The pandemic, war in Ukraine and uprisings elsewhere have meant that the world has largely stopped paying attention to events in Myanmar, where the military is literally pursuing a scorched earth policy. It has razed villages that it accuses of supporting the opposition and has bombed hospitals, schools and even a concert. An estimated 1.3 million people are displaced and living in horrific conditions. It continues to add to the raft of convictions and prison terms for Aung San Suu Kyi. Rights groups report extrajudicial killings by soldiers and militias.
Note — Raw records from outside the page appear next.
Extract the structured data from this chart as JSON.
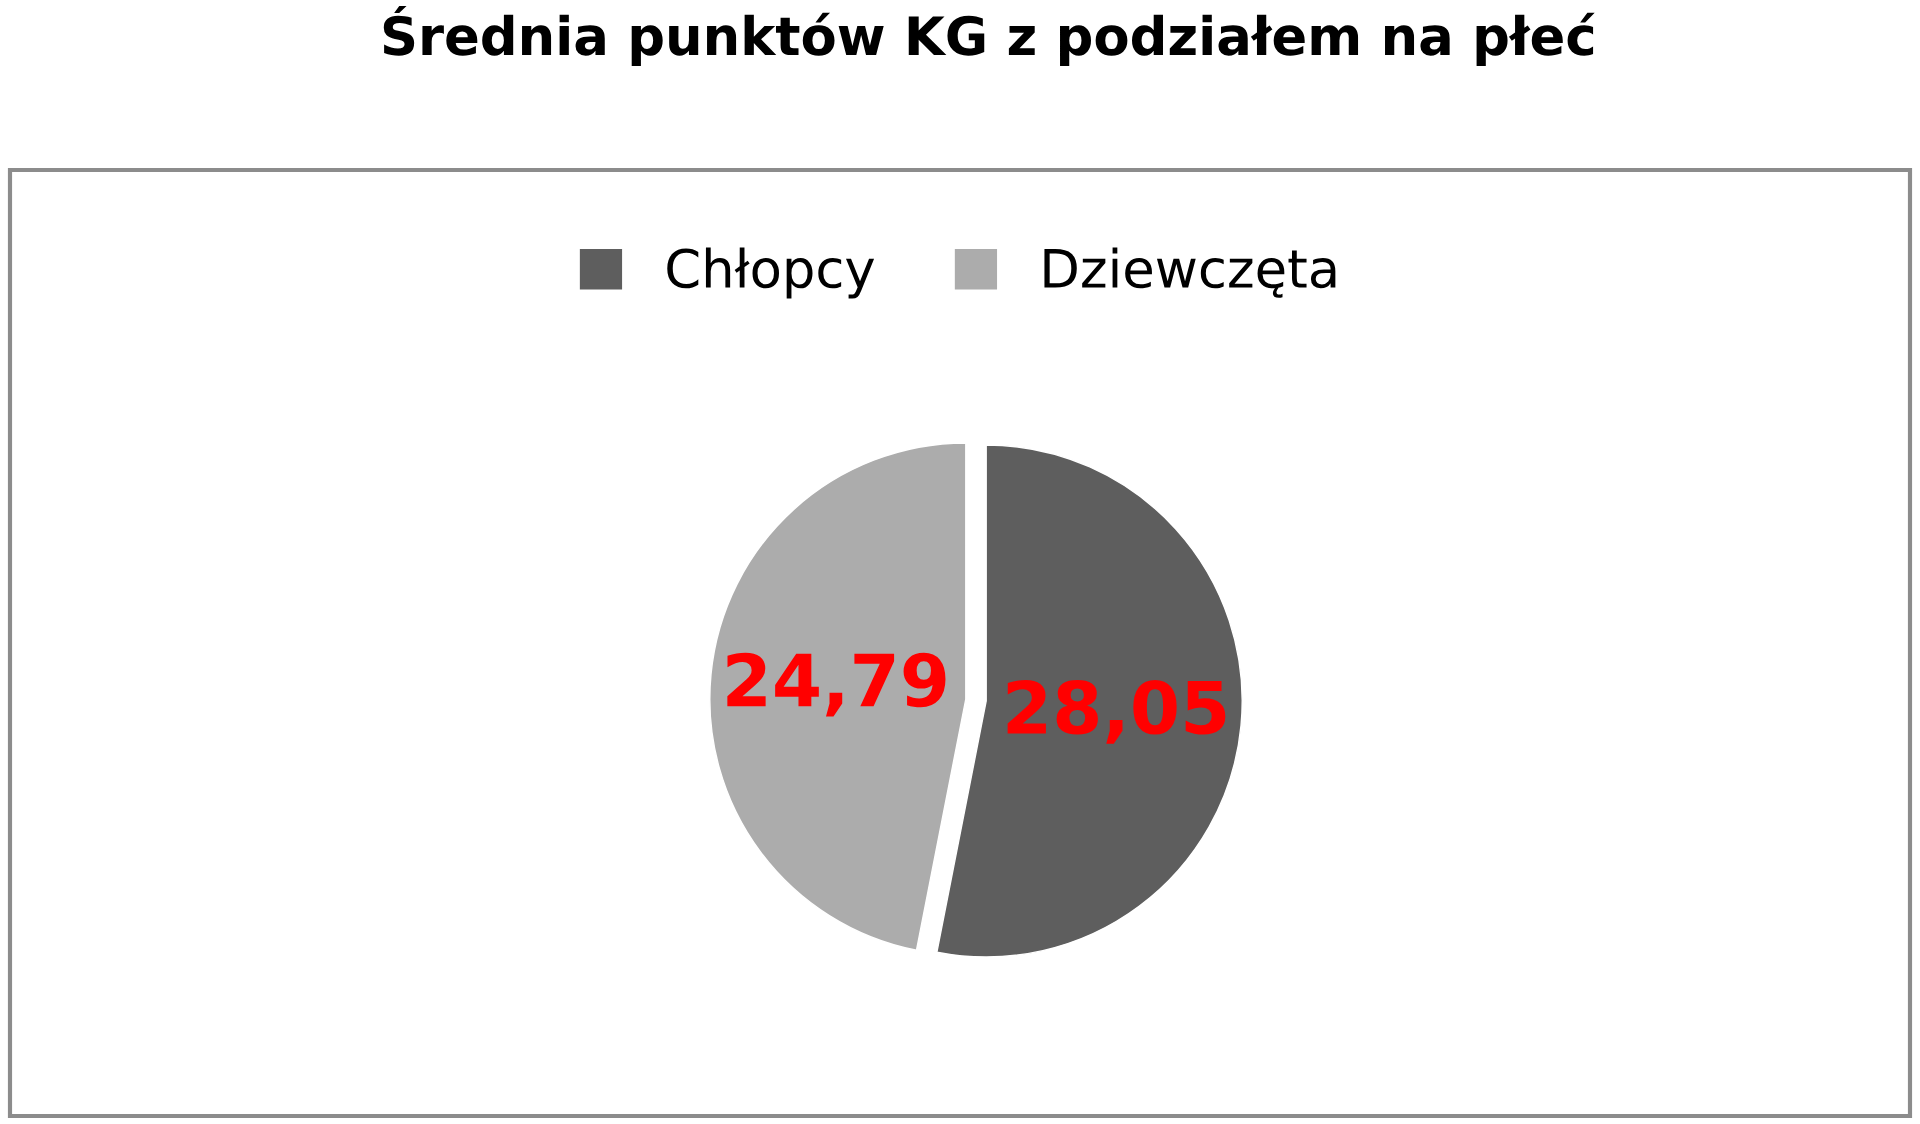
{
  "chart_data": {
    "type": "pie",
    "title": "Średnia punktów KG z podziałem na płeć",
    "categories": [
      "Chłopcy",
      "Dziewczęta"
    ],
    "values": [
      28.05,
      24.79
    ],
    "colors": [
      "#5e5e5e",
      "#acacac"
    ],
    "value_labels": [
      "28,05",
      "24,79"
    ],
    "legend": "top"
  }
}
The assumption at first was that the military, long expert in suppressing stirrings of dissent and democracy, would soon reassert control. Even when some protesters took up arms – and the pro-democracy national unity government backed a “defensive war” – it seemed a hopeless endeavour, given their lack of money, equipment and training. Yet the resistance has been not only remarkably protracted but – under the circumstances – surprisingly effective. Civilian militias, working alongside some of the ethnic armed groups that were already battling the state, are carrying out attacks on military bases and in previously untouchable central areas. Soldiers are said to be quitting or defecting. The junta has also relied on Russia for much of its weaponry – though it can still count on China, India and others.

Each fresh abuse by the regime gives opponents reason to fight on – no one believes it will compromise. Elections are promised next year, but the power seizure resulted from the military’s repeated failure to win at the ballot box, and opponents are all locked up. The regime made a vague attempt at PR by releasing 6,000 or more prisoners last month, including a former British ambassador, Vicky Bowman. But some were detained again on the same day, and the total number of those held soon rebounded. The junta remains grotesquely self-serving, with its chief, Min Aung Hlaing, spending a reported $33m on honours to keep its friends on side – in the process awarding himself two titles, one of which comes with an elaborate gold and ruby medal.

Sanctions should remain carefully targeted at those in the regime and their families. Though supporters of the democracy movement praise the UK for taking the lead internationally, they believe much more must be done. They make a strong case for cutting off the supply of aviation fuel – used by the military even when it has supposedly been destined for civil flights. The junta’s increasing brutality, however, is a sign of fear as well as further evidence of its viciousness. Some of those struggling for democracy now speak not of a coup, but an attempted coup; thanks to the resistance, they say, it has not yet succeeded. They need more support to ensure that it does not.